The play is about the fictitious Russian painter, Bogdan Trunov. Trunov lives near Sevastopol during the Crimean War and, therefore is very much exposed to war, but does not want to paint action pictures. Instead he focussed on the soldiers’ everyday lives, when they weren’t at the front: the little breaks, the downtime when nothing was happening, soldiers with grubby faces waiting to hear the whereabouts of their artillery batteries or playing cards at a staging post. He arranges his subjects in a strange way so that their eyes never seemed to meet.
In many respects, he is like Klaus who also does not like action He liked what he called the lingering moments: the rain, dunking cookies in milk — that moustache dripping with milk.
One day Trunov receives a visit from a soldier who wants Trunov to paint him – in the midst of battle. Trunov reluctantly agrees to set up a fake battle scene and the play is about his struggles with this. Meanwhile the narrator and Klaus are out getting drunk and Sasha and Nadia have moved from Russia to Brazil.
The narrator has his theory: People always tell the same stories, even when they try to tell new stories. Stories are laid out in front of us, like objects, and over time we realize that they’re all made of the same material, a solid mass of stone and metal.
Are these stories made of the same material, a solid mass of stone and metal? In some way they are. The main characters are all somewhat lost, somewhat detached from the world in which they live. They struggle to find meaning – climbing Everest, running a hotel, writing a story, staging a play – but cannot. They all end up badly, even Nadia and Sasha.

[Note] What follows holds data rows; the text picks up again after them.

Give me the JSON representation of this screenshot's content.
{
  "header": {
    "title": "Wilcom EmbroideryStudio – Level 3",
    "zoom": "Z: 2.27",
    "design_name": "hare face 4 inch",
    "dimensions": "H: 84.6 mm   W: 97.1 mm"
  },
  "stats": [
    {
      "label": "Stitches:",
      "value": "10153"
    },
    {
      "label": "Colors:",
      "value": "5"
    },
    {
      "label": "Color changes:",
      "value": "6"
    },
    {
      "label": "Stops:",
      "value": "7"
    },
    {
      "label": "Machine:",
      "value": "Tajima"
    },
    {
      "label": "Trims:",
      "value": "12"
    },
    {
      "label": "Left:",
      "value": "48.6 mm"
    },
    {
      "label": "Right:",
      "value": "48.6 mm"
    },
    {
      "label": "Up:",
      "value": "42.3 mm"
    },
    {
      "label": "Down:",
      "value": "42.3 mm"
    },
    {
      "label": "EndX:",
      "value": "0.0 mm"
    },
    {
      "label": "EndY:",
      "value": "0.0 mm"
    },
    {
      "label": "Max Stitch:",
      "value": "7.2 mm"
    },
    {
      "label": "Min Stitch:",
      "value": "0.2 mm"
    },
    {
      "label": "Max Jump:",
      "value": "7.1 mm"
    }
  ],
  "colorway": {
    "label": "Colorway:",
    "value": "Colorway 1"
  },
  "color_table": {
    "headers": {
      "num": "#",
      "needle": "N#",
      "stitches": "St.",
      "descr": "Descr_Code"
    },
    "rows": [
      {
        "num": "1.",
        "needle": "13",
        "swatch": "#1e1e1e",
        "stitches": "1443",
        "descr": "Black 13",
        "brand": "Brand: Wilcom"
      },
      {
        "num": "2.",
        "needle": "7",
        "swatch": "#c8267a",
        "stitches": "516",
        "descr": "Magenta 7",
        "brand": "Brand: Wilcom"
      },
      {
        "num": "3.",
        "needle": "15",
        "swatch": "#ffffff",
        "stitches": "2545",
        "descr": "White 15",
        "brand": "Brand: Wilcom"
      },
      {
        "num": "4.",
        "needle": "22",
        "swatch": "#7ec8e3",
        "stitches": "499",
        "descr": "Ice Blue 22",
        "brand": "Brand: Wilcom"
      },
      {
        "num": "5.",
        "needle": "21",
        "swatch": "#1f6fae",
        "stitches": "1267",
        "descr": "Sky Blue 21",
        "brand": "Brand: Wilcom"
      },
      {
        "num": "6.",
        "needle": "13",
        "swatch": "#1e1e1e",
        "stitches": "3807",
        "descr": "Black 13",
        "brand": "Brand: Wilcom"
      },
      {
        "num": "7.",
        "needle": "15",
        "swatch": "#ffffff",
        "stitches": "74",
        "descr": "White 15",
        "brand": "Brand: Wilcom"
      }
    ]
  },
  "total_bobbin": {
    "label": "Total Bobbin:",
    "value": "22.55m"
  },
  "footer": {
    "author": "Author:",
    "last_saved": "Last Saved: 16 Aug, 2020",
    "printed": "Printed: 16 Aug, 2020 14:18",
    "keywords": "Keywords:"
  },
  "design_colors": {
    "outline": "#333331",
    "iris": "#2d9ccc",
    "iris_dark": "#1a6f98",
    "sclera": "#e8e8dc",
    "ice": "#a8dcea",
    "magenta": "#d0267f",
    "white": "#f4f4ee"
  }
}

Though separate stories, as we can see, there is a certain connection between them. All their main characters fail at relationships and fail at finding meaning in their life, even though they try. At the end of their stories they are lost. Perhaps they will begin again and look elsewhere for a purpose to their life but the general outlook is not positive for any of them. Fraia gets under their skin and shows us that, ultimately, we just have to go on.